苏铭在心里飞快地回了一句:“是邻居李婶,村里的长舌妇,不过心眼不坏。”
“了解,村级情报集散中心,高危人际单位,建议保持安全距离。”林屿回道。
苏铭含糊地“嗯”了一声,脚下不停,几乎是小跑着消失在巷子口。
院子里,刚劈完一担柴的苏阳直起腰,汗珠顺着他结实的臂膀滑落。他看着苏铭仓皇的背影,眉头拧成了一个疙瘩,扭头与的陈氏对视一眼。
私塾里,空气中弥漫着旧书卷的气味。
“人之初,性本善……”
周夫子正捻着他那撮山羊胡,摇头晃脑地领着七八个孩童念书。他眼皮一抬,就看见苏铭从后门猫着腰溜了进来。
朗读声戛然而止。
“苏铭。”周夫子的声音不响,却让整个私塾落针可闻。
苏铭垂着头走到堂前,主动伸出了左手。
戒尺破空的声音又短又急。
“啪!”
“啪!”
“啪!”
三道红痕迅速在他手心肿起,火辣辣地疼。苏铭咬紧牙关,一声不吭。
啧,体罚,落后的教育方式。林屿在戒指里换了个舒服的“姿势”,不过“这也是一课,小子,保命真经第一条:永远别被抓住。”

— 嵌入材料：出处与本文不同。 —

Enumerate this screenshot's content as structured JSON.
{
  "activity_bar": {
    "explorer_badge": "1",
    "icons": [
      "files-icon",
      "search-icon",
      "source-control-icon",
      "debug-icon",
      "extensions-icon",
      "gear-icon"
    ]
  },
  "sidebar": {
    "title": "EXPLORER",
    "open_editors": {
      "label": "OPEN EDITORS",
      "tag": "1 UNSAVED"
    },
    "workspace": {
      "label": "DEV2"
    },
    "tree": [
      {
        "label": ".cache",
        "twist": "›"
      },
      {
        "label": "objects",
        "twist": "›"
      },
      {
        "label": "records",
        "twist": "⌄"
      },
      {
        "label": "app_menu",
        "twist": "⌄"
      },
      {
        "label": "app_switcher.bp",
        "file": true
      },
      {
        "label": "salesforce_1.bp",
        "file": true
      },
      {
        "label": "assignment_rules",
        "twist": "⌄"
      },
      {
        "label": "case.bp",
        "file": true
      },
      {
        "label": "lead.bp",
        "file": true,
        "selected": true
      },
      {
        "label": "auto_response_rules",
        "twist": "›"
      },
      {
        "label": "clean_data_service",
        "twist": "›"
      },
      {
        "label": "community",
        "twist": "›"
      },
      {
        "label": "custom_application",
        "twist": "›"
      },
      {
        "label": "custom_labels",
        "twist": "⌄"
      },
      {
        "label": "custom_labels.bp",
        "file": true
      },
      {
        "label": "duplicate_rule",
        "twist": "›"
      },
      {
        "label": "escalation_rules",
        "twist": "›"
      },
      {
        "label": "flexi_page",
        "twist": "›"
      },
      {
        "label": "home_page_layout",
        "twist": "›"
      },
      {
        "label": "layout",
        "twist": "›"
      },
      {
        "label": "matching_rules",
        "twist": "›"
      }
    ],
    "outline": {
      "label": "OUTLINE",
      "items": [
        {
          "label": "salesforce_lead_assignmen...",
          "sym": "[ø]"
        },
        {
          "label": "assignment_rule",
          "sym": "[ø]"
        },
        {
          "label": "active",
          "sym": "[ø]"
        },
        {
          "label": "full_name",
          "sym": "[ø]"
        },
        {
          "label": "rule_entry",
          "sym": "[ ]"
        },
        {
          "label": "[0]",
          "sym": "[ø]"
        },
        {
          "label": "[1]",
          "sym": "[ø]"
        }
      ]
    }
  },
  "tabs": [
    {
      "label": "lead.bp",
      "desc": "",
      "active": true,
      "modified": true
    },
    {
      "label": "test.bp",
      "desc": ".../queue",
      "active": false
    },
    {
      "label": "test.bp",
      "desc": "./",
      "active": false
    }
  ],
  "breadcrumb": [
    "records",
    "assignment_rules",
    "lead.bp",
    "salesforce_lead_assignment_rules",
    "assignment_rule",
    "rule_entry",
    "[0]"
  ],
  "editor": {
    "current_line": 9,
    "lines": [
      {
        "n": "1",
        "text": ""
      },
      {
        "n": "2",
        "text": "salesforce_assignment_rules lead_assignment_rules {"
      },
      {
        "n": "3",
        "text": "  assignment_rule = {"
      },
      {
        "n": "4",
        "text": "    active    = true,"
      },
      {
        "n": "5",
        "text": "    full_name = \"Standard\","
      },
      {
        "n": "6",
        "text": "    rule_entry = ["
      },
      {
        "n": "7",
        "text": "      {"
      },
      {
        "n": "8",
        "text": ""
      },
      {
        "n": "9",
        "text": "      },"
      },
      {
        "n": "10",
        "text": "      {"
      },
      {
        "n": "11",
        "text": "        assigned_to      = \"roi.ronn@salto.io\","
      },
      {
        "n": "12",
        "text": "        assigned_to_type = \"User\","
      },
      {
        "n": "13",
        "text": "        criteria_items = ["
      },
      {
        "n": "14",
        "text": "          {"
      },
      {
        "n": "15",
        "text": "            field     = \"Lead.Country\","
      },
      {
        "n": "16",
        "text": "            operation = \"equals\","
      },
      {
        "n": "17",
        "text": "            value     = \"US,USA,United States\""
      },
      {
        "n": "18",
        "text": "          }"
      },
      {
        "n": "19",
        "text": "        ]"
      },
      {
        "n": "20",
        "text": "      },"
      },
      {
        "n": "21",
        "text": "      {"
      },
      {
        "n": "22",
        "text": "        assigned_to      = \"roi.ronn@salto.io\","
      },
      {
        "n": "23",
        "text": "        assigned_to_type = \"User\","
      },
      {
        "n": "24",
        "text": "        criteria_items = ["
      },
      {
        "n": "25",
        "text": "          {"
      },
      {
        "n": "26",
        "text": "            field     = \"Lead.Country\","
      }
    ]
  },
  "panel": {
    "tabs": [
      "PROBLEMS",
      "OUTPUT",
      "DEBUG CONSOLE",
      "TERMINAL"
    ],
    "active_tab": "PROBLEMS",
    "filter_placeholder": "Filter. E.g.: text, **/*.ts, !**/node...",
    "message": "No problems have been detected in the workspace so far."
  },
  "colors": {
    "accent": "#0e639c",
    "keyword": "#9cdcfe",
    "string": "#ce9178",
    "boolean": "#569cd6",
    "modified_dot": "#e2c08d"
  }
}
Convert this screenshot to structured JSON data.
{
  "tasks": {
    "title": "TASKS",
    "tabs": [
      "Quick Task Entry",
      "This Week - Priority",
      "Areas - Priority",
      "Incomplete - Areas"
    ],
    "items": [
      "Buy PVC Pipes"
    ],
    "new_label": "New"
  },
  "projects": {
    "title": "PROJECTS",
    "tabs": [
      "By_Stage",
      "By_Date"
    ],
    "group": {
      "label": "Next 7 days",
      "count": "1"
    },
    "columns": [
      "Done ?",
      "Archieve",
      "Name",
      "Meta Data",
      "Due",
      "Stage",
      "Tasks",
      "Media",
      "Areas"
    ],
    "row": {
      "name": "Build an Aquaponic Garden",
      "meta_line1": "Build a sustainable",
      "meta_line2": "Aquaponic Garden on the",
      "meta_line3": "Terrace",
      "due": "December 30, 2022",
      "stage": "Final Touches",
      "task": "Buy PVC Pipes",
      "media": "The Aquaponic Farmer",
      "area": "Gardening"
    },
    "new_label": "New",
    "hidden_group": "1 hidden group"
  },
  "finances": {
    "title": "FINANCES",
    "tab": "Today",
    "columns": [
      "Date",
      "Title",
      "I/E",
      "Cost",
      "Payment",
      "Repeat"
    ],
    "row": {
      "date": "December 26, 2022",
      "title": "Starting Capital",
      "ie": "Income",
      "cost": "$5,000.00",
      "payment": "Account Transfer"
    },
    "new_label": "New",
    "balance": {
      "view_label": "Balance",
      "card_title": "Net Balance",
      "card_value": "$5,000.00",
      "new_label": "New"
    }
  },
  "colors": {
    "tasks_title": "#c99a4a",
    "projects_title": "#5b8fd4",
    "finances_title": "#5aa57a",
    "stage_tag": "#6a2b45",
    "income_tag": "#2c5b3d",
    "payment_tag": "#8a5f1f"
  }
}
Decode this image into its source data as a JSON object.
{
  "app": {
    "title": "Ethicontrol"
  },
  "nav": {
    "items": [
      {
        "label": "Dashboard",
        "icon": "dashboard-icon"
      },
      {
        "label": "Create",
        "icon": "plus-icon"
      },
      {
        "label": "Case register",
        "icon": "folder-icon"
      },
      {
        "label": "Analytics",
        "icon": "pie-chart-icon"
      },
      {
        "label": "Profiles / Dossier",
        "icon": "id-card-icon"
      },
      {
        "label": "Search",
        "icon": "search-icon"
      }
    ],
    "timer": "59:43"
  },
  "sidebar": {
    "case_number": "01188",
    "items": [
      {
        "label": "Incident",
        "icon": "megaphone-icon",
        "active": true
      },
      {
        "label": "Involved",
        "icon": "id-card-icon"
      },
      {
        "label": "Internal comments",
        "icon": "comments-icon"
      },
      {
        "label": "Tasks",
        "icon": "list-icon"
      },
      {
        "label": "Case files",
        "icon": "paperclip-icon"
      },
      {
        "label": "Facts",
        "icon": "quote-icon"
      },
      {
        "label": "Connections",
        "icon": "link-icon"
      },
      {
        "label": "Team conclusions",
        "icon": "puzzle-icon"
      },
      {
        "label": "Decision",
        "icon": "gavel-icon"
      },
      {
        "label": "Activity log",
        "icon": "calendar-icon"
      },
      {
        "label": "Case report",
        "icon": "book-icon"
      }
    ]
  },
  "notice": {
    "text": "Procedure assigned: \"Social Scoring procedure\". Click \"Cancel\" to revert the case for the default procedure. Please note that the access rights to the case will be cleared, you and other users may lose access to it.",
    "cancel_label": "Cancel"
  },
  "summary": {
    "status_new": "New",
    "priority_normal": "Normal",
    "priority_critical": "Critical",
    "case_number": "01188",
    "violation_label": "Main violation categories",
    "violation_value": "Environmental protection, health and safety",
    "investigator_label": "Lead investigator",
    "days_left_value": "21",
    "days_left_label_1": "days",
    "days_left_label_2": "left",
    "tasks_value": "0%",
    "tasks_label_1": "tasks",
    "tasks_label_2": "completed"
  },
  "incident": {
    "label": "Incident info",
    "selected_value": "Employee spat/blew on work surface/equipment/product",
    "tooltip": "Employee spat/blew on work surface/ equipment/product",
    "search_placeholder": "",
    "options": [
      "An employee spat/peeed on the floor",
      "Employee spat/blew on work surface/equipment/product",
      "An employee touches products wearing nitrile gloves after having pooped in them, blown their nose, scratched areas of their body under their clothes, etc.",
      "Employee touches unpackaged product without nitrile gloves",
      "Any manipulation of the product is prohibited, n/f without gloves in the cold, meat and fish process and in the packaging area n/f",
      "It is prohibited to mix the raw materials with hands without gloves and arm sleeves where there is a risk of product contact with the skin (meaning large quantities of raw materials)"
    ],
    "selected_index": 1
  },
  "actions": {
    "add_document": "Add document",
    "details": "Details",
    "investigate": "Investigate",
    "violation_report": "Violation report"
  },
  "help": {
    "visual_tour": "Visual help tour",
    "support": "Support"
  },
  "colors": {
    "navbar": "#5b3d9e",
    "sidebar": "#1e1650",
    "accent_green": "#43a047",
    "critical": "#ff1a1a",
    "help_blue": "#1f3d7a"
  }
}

周夫子收回戒尺,目光里有几分恨铁不成钢的惋惜,重新捻起胡须。
“性相近,习相远……继续念!”
苏铭挪回自己的位置,左手掌心像揣着一团火。
他用右手翻开书,书页边缘都有些卷曲发黄。
“小子,感觉如何?”林屿的声音懒散地冒出来,“这叫触觉记忆法,简单粗暴,但对你这种木头脑袋,效果拔群。”
苏铭没理会脑海里的调侃,他盯着书上那个陌生的“初”字,仿佛要把它刻进眼睛里。
“性相近,习相远……”
嗡嗡的读书声重新灌满耳朵,他深吸一口气,将那股火辣压下去,也跟着张开嘴。
声音在小小的私塾里回荡,震得窗纸嗡嗡作响。
苏铭的嗓子念得有些干涩,手心的刺痛也渐渐化为一片麻木的胀热。
他前所未有地专注,每一个字从喉咙里滚出来,都像是在敲打一块顽铁。